The portraits of Juárez, Morelos, and Hidalgo act as the reverse of Dorian Gray's portrait -- just as constant as the portraits of Washington, Lincoln, and Jackson -- with each updated series of bank notes.

That, of course, is not true for nations ruled by monarchs.  British pound notes and coins have followed the queen's aging process.  Even if there is a little time lapse between the ravages of real time and the representations of the engraver's knife.

I recently ran across a file that contained my expired passports.  I have no idea why I retained them.  But it was amusing to see how passports have changed over time.  And how I have changed along with them.
 

The year was 1974.  I had been living in Greece for almost a full year.  And because I were there on NATO orders, I did not need a passport.

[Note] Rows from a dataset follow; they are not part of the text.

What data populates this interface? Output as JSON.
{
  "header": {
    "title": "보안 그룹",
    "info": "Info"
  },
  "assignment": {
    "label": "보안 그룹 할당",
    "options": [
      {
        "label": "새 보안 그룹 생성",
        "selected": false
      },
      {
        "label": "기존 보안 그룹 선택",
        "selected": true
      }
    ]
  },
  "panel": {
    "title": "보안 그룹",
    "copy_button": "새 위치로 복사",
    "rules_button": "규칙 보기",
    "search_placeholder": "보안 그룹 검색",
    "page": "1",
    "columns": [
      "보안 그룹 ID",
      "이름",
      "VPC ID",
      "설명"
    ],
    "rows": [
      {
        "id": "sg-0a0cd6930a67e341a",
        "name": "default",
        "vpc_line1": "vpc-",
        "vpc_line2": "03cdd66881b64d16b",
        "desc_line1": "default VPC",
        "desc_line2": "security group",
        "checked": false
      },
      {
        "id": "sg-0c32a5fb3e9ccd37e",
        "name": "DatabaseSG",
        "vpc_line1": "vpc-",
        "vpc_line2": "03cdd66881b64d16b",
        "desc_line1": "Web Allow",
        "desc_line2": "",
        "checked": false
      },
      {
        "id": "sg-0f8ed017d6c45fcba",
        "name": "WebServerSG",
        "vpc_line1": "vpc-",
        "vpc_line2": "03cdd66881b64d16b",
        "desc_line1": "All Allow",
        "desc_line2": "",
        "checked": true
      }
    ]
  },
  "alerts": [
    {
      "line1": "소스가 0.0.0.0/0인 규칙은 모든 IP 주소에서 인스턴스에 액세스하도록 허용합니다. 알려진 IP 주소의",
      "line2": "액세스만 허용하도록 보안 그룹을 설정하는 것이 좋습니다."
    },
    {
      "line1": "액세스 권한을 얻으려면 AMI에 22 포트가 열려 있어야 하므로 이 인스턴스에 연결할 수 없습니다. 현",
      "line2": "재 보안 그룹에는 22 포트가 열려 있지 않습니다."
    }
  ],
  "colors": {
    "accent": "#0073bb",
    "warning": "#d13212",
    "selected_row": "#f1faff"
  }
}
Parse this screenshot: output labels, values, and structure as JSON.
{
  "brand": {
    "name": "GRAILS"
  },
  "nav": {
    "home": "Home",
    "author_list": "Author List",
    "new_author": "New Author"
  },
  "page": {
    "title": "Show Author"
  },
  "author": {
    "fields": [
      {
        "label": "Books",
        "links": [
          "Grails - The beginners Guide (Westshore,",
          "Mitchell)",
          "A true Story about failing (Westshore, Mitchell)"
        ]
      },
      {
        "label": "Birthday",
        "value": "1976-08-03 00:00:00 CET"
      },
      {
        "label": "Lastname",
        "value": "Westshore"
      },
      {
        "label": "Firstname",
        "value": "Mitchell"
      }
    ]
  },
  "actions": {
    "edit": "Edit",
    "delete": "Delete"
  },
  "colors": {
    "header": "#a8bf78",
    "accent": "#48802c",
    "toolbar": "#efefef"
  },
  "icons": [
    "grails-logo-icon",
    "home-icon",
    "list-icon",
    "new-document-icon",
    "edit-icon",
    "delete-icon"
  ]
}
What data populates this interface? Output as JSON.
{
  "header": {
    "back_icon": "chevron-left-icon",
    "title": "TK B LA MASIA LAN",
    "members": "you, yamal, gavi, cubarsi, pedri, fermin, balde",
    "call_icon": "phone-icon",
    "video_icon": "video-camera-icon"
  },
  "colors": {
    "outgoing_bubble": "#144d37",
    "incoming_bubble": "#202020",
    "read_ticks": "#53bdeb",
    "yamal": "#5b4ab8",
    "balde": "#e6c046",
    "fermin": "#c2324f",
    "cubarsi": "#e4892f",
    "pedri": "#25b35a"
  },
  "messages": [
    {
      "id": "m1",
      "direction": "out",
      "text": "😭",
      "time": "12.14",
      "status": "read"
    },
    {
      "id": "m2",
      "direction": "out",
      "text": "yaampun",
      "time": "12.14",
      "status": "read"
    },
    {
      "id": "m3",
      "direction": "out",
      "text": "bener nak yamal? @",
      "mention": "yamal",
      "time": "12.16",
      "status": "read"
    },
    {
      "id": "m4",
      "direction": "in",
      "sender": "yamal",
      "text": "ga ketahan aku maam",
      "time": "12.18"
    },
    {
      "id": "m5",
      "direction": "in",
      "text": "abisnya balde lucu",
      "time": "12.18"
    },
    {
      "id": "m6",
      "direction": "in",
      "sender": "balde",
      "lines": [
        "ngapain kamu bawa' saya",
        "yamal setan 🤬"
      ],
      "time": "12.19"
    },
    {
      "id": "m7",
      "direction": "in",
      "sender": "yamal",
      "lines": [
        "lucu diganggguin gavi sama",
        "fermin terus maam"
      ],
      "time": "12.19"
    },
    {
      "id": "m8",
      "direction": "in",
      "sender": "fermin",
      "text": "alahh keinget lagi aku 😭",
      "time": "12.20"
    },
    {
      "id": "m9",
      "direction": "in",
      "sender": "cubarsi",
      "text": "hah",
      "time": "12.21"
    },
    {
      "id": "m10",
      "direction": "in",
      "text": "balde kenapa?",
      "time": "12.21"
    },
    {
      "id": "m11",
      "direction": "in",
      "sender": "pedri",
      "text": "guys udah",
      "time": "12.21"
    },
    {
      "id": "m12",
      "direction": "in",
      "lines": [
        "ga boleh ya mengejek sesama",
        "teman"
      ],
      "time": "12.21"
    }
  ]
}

My cousin, Dennis, and several friends were on their way to Greece to visit me -- and to take what would be my first cruise.  A passport was in order. 

As was an unfolding war between Turkey (two of our ports) and Greece.  The passport arrived.  The war didn't.

That 24-year old guy looking back at me seems a bit too serious.  At least, for how I remember those days of pure freedom of driving around Greece as if my tail feathers were on fire.

But the passport itself speaks of another era.  A clerk in the Athens Embassy has typed in all of the information.  And the photograph is merely pasted on the page.  I am warned to avoid Cuba, North Korea, and North Viet-Nam.

 

That passport expired just about the time I graduated from law school.  And there was little need to renew it until 1984 when I started traveling on behalf of the Department of Defense.

I look like a junior bank executive.  But I was playing the role of  a youngish lawyer.  A role that did not assuage the difficulties I had with British Immigration during the 1980s. 

For reasons that are the elements of another story,I had ended up on an IRA watch list (the Irish terrorist group, not the retirement investment instrument).  I quickly learned patience in my hours of standing in front of Her Majesty's warders of the border.


In a mere decade, the Charlie Brown-Ziggie face you now know had started forming. 

But, in my mid-40s, I was starting to slip into the best days of my professional life.  I had narrowed down my practice to one specialty (workers' compensation) and had been hired by a company that allowed me to do a variety of work. 

When this photograph was taken, I had moved on from trial work to appellate work.  My second favorite legal position of my career.  Life was good.


And it got even better.  The photograph is from 1999.  I had just retired from the Air Force Reserve and my work style had changed from coat and tie to shirt and sweater.

Of course, times do change.  And the passport format reflects a different world.  No more paste-on photograph. 

The new photograph is so filled with holograms that scanning it is next to impossible.  Of course, that was the government's goal.  To find a way to get around the new tools of counterfeiters -- scanners and computers. 

For much the same reason that the 50 peso note is getting a facelift.  And this was before the nation (and much of the world) fell into paranoia after September 2001.

And what do I look like now?  Well, you all know the answer to that question.  Even though the photograph is a couple of years old, that is me -- up there in the right hand corner. 

Chuckling that Oscar Wilde never discovered a way to capture my aging spirit on canvas.